NEYM Sessions - Part 2 In which our first miracle occurs
The tradition of New England Yearly
Meeting is to have intergenerational worship on Sunday morning, perhaps a speaker, and a
time of open worship. The intergenerational worship is usually led
by one of the groups within the Yearly Meeting or a particular monthly meeting and it is often programmed in some way or another. This year
the intergenerational worship was led by the Young Friends (High
School age Friends). They introduced us to what they referred to as
“loud worship.” They projected a power point slide with a query
on it. They then displayed in a somewhat random order, the names of
months. When the month of your birthday was called, you were to
stand and give your response to the query. You were to totally
ignore the usual etiquette of speaking in meeting. You should speak
whether or not you felt moved, you should rise and speak, even if
someone else was already speaking, and so on. For the second query,
the selection was by day of the month when your birthday was. The
result was a cacophony of voices, although it was interesting how
many messages you could actually hear.

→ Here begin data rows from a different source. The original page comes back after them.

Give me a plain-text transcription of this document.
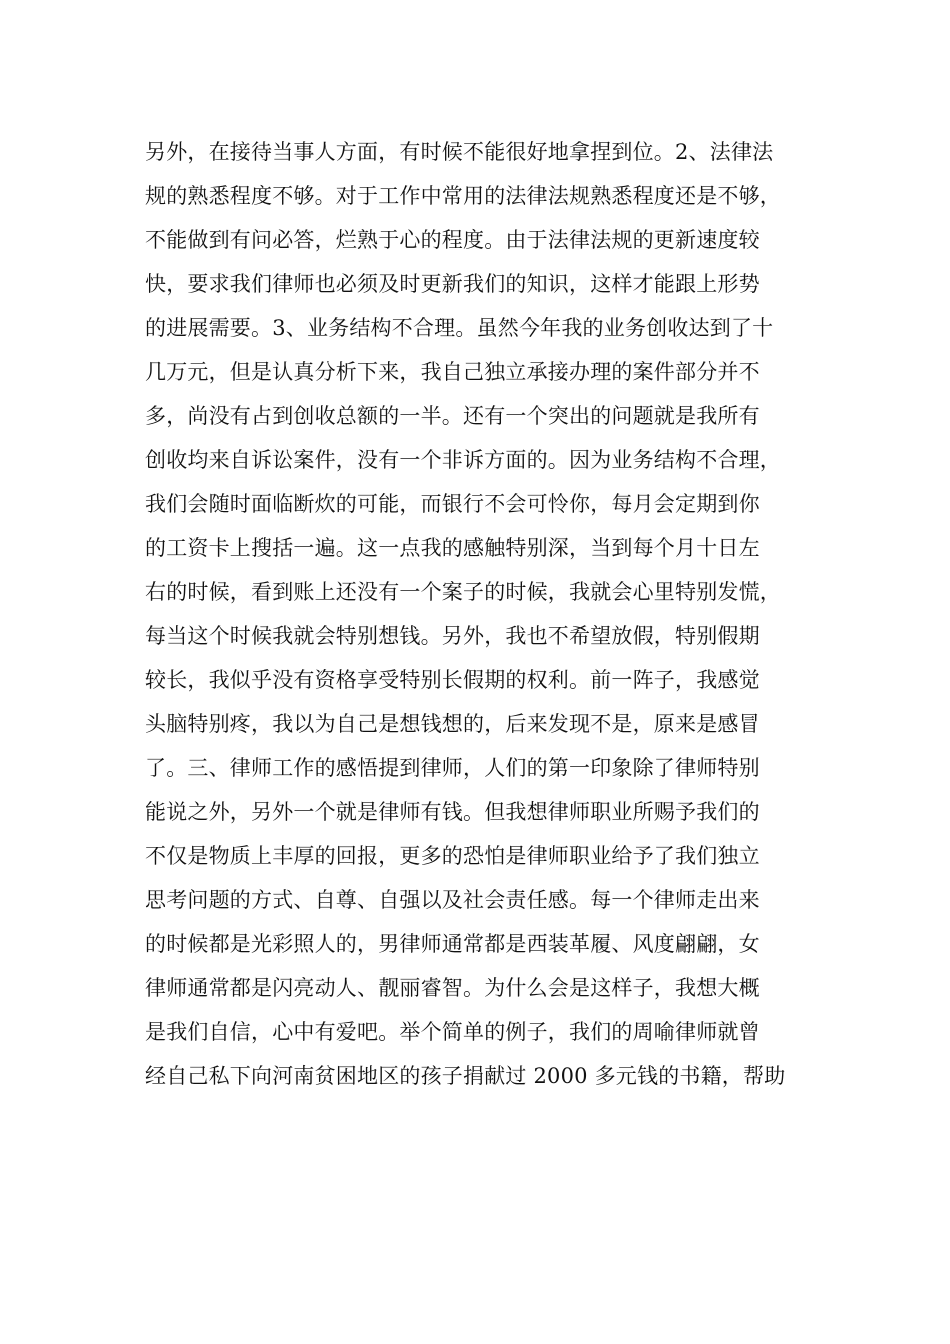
另外，在接待当事人方面，有时候不能很好地拿捏到位。2、法律法
规的熟悉程度不够。对于工作中常用的法律法规熟悉程度还是不够，
不能做到有问必答，烂熟于心的程度。由于法律法规的更新速度较
快，要求我们律师也必须及时更新我们的知识，这样才能跟上形势
的进展需要。3、业务结构不合理。虽然今年我的业务创收达到了十
几万元，但是认真分析下来，我自己独立承接办理的案件部分并不
多，尚没有占到创收总额的一半。还有一个突出的问题就是我所有
创收均来自诉讼案件，没有一个非诉方面的。因为业务结构不合理，
我们会随时面临断炊的可能，而银行不会可怜你，每月会定期到你
的工资卡上搜括一遍。这一点我的感触特别深，当到每个月十日左
右的时候，看到账上还没有一个案子的时候，我就会心里特别发慌，
每当这个时候我就会特别想钱。另外，我也不希望放假，特别假期
较长，我似乎没有资格享受特别长假期的权利。前一阵子，我感觉
头脑特别疼，我以为自己是想钱想的，后来发现不是，原来是感冒
了。三、律师工作的感悟提到律师，人们的第一印象除了律师特别
能说之外，另外一个就是律师有钱。但我想律师职业所赐予我们的
不仅是物质上丰厚的回报，更多的恐怕是律师职业给予了我们独立
思考问题的方式、自尊、自强以及社会责任感。每一个律师走出来
的时候都是光彩照人的，男律师通常都是西装革履、风度翩翩，女
律师通常都是闪亮动人、靓丽睿智。为什么会是这样子，我想大概
是我们自信，心中有爱吧。举个简单的例子，我们的周喻律师就曾
经自己私下向河南贫困地区的孩子捐献过 2000 多元钱的书籍，帮助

Friends followed directions
about as well as they usually do, with several speaking, even when
the prompt was for “Nobody.” During the the second query, that
prompt got someone to recite the first lines of the Emily Dickinson
poem, “I'm Nobody.”
Someone else picked it up and said a few more lines and we ended up
with an antiphonal recitation of the entire poem.
Following this we had a message
delivered by Dikson Santiesteban pastor of Puerto Padre Friends
Church, Cuba Yearly Meeting. He spoke about how the
Cuban people have been able to survive through their difficulties and
his answer was “Solidarity.” He described how, during Hurricane
Ike, many people from the town crowded into the church in Delicias
for shelter, and how everyone, even the Communist Party members,
prayed. He called for solidarity among Friends.
The open worship that followed this
message was the first miracle of the week. It was the most
disciplined Sunday morning Meeting for Worship I have experienced at
NEYM sessions. The messages were well spaced, there were not large
numbers of people standing at once to get the microphone to give a
message, and none of the messages were markedly inappropriate. I
don't know if it was because we have had more experience after last
year's Meetings to Hear God's Call, if it was because everyone had
already had a chance to talk, or if it was the counter example of
having just experienced the loud worship, but it felt like a miracle.
During worship one person spoke about
how she visited Friends in Cuba for the first time when the Soviet
Union had just collapsed the the Russian subsidies to Cuba had
stopped. People were very thin, and she spoke how she saw people
give away their last half cup of rice, because someone else needed it
more. She felt herself convicted by this because she was so often
reluctant to give, even from her surplus. Another Friend spoke about
the need to listen carefully to each other. What was exceptional was
that it came through a person who is very opinionated and often
outspoken. The power of the message came from God speaking through an
unexpected voice.
The official theme of this year's
sessions was 350 Years of New England Friends: Called to Heal a
Broken Earth. The number 350 was doubly significant. Not only was
it the number of years the Yearly Meeting has met. It is also the
parts per million of carbon dioxide in the air that is sustainable
for life as we used to know it on this planet. After lunch, Steve
Chase from Putney, Vt., Meeting gave a plenary presentation on peak
oil, climate change and the transition movement.
This topic could have left us immobilized with despair and
frustration but instead left us with a sense that we were not
powerless and alone in the face of the changes that we are already
encountering.
When we regathered for business in the
evening we approved, through the unity agenda, receiving most of the
committee and staff reports that had been published in the advance
documents, as well as most of our housekeeping minutes. This freed
up time so that we could give greater attention to a few, more major
subjects. The Faith and Practice Revision Committee read to us much
of their proposed chapter on Corporate Discernment. They solicited
comments then and through the week and would bring the chapter back
later for preliminary approval. I will go into more detail about the
discussion in a later post. I will just say that I think it may have
helped us during our later meetings to have heard much of this
material read to us and to be thinking about how we do business.
The first full day and we were beginning to see God moving amongst us.
Blessings,
Will T
Labels: 2011 Sessions, miracles, NEYM, transition movement
2 Comments:
It was an honor to be among you during the 2011 Sessions. And a pleasure to renew friendships with you and so many Friends in New England.
I hadn't thought about how hearing the proposed text on Corporate Discernment read aloud at the beginning could be affecting the work going on throughout the week. It seems likely that you're right.
I'm really appreciating your write-up this year. I know that, for me, this is the point in the week where I moved from fearfulness to hope--maybe not to the trusting place I'd like to go to, but certainly hope.
And it was remarkable, not just how our Sunday morning worship went far better than it often has, but how, when the Faith and Practice chapter was read out, it seemed to me that something happened in our meeting. It felt like we were really gathered, as if the floor of the room were several inches deeper down than I'd remembered it being. And I loved that moment!